President Dynes visited the valley as part of his inaugural tour, a series of visits to communities throughout the state that Dynes has chosen in place of a traditional academic inauguration. A beautiful spring day greeted Dynes at the UC Kearney Research and Extension Center near Parlier April 23.

He toured Kearney's new state-of-the-art greenhouse, where UC plant pathologist Themis Michailides explained the molecular procedures in the diagnosis, epidemiology and prediction of fruit tree and vine diseases, and UC entomologist Beth Grafton-Cardwell spoke about ways to delay the development of pesticide resistance in California red scale in citrus.

Dynes visited Tulare County farm advisor Manuel Jimenez' blueberry field trials on the eastern edge of the 330-acre field station, where he tasted sweet California blueberries for the first time. Blueberries are a new crop in California due to Jimenez' research efforts aimed at maintaining sufficient soil acidity and selecting proper varieties of a crop that is traditionally grown in the much cooler northwestern and northeastern parts of the United States.

"I'm energized by what's going on here in the valley, and I thank you for your hospitality," Dynes said.

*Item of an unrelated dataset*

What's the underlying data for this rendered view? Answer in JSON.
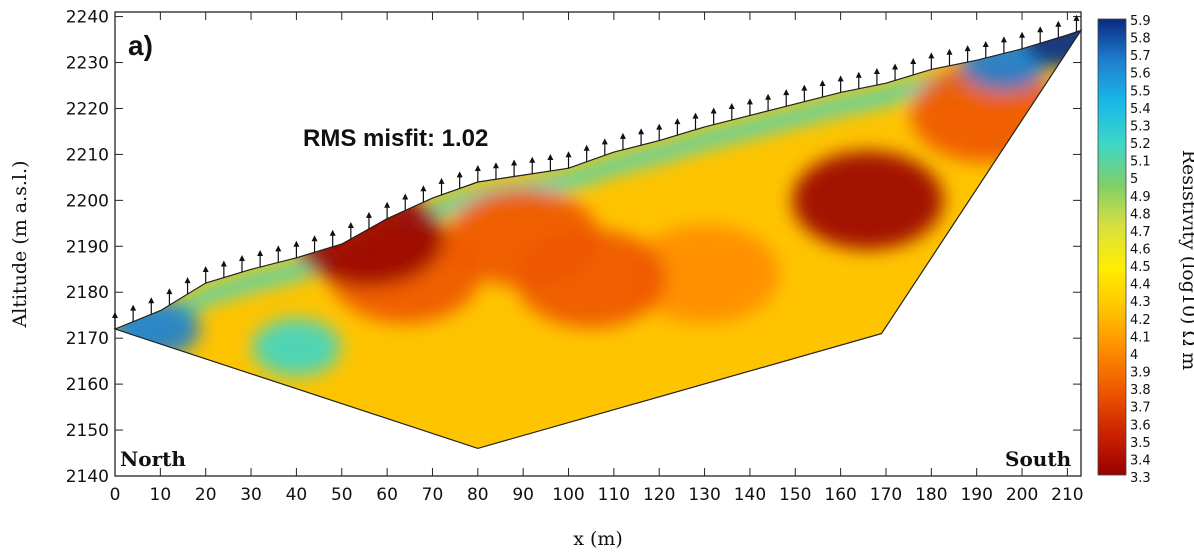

Dynes ate breakfast featuring some of the valley's finest fresh produce - such as strawberries, melons, orange juice and kiwifruit - with some of the valley's prominent political and agri-business leaders. During his remarks, Dynes acknowledged the budget challenges being faced by the University, calling his first months on the job "not the happiest time." But he said current challenges should be faced with an eye on the future.

"We must be in place to recover strongly since we are an important part of the future of California," Dynes said. "If UC becomes just another university, California will become just another state."

Visalia attorney Dan Dooley said he was pleased to hear the president's comments about the importance of information delivery.

"A number of partnerships have resulted from business links with Cooperative Extension," Dooley said. "It is a unique delivery system that has tremendous value."

Ted Batkin, president of the Citrus Research Board, said effective delivery also requires private industry partnerships.

"The industry should not only be taking information, but it should be involved in information development and delivery," Batkin said.

Dynes agreed: "There needs to be a dynamic flow in all directions."

Dynes said success breeds complacency. A former executive at AT&T, Dynes witnessed the disintegration of one of the largest and most successful companies in the world.

"I've seen what happens when people take things for granted. I am working to convince the governor and others that the future of competitiveness in the state is the investment in UC," Dynes said. "High-tech, biotech, agriculture, health care - they are all similar. We have taken leadership in these areas and we must maintain our leadership."